E’ quanto emerso dalle indagini dei Carabinieri della Sezione di Polizia Giudiziaria della Procura della Repubblica di Siracusa, coordinate dal  procuratore aggiunto Fabio Scavone e del sostituto Vincenzo Nitti, che hanno avuto origine da una dettagliata denuncia presentata dalla madre del ragazzo.

Dalla ricostruzione dei fatti è emerso che il parroco avrebbe attirato con una scusa il ragazzo nella propria abitazione avvalendosi della complicità di un comune amico venticinquenne, che a sua volta è risultato avere avuto rapporti sessuali col sacerdote.

Nella sua abitazione, il religioso avrebbe puntato un coltello da cucina nella schiena del ragazzo costringendolo a subire atti sessuali. Il coltello descritto dalla vittima è stato poi sequestrato dai Carabinieri nell’abitazione del sacerdote, mentre la ricostruzione dei fatti ha trovato peraltro riscontro sia nelle intercettazioni telefoniche immediatamente successive sia nelle testimonianze di altri parrocchiani che avevano raccolto il racconto sofferente della vittima di abuso.
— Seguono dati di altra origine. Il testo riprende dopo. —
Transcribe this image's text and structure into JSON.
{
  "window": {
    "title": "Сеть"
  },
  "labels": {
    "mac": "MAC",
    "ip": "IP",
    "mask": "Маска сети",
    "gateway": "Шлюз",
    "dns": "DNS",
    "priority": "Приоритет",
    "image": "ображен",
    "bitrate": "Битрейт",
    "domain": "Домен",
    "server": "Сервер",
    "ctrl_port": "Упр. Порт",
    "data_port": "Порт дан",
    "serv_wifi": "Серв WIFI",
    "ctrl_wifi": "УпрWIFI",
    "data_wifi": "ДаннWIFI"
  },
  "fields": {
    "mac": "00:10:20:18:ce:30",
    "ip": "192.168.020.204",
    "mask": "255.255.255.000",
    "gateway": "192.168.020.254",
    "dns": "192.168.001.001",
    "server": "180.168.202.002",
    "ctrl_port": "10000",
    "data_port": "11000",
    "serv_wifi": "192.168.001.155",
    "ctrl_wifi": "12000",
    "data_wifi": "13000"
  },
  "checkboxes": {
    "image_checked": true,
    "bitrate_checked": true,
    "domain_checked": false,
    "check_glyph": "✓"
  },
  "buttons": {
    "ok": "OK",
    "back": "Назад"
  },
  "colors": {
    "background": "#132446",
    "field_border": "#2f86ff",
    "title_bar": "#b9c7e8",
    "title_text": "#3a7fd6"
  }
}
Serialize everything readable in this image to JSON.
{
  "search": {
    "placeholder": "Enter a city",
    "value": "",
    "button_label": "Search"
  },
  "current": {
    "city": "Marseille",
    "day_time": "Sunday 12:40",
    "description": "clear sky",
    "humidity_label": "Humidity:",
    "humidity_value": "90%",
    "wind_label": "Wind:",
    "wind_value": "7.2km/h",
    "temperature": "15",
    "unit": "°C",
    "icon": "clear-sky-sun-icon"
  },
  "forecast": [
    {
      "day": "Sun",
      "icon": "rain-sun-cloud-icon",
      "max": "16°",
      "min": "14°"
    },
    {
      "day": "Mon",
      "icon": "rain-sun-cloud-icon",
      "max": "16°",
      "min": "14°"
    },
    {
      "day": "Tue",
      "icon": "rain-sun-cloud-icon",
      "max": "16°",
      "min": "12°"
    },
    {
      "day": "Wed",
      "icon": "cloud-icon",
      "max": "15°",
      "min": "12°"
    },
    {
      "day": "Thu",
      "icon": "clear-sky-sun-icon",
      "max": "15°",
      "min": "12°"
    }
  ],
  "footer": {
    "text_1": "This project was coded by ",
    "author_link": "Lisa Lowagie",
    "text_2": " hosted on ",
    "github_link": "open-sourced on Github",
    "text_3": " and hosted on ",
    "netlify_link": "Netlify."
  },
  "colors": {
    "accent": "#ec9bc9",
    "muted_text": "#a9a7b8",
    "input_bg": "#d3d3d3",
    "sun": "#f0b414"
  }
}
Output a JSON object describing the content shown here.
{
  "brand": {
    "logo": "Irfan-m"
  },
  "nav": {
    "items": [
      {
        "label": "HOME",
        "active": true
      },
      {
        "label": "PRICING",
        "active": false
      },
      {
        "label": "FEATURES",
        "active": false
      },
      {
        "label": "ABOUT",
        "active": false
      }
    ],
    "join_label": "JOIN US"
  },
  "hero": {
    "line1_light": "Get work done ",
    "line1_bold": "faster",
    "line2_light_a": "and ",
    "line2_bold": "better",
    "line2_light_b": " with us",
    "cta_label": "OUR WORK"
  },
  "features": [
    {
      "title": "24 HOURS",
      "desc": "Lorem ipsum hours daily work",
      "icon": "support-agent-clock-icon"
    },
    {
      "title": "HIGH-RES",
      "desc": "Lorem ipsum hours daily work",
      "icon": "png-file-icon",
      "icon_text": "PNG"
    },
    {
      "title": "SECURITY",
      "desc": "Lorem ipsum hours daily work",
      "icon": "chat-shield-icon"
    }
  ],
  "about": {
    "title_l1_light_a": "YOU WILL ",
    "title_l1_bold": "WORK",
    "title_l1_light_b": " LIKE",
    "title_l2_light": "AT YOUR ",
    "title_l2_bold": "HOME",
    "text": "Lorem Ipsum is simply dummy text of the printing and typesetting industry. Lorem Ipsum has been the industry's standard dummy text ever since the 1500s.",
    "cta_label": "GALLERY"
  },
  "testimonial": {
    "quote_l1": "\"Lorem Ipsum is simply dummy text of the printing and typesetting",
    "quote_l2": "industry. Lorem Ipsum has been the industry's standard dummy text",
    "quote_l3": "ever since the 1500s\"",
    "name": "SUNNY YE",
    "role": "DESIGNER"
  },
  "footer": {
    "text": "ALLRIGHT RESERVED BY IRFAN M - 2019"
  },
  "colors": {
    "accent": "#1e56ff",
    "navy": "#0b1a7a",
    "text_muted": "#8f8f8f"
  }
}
La ricostruzione dei fatti, frutto dunque di dettagliate e scrupolose indagini, compone uno scenario particolarmente grave, nel quale si delineano plurime e gravi forme di violenza fisica e psicologica. I Carabinieri hanno inoltre accertato che l’indagato, nonostante la sospensione dallo svolgimento delle attività pastorali disposta dalla curia vescovile, grazie all’aiuto di un suo amico e parroco, continuava a celebrare messa e dunque a frequentare una vasta platea di parrocchiani.

Dovendosi scongiurare il rischio della reiterazione del reato, pertanto, è stato richiesto dalla Procura e poi disposto dal gip Andrea Migneco l’obbligo di dimora a Lentini.

Inoltre, ad aggravare il quadro vi sono anche i riscontri degli accertamenti informatici eseguiti dagli specialisti del Nucleo Investigativo Telematico della Procura di Siracusa, che hanno accertato che il parroco indagato è molto attivo nelle chat e nei social network e che egli è un assiduo consumatore di pornografia nonché una persona dalla vita sessuale molto attiva.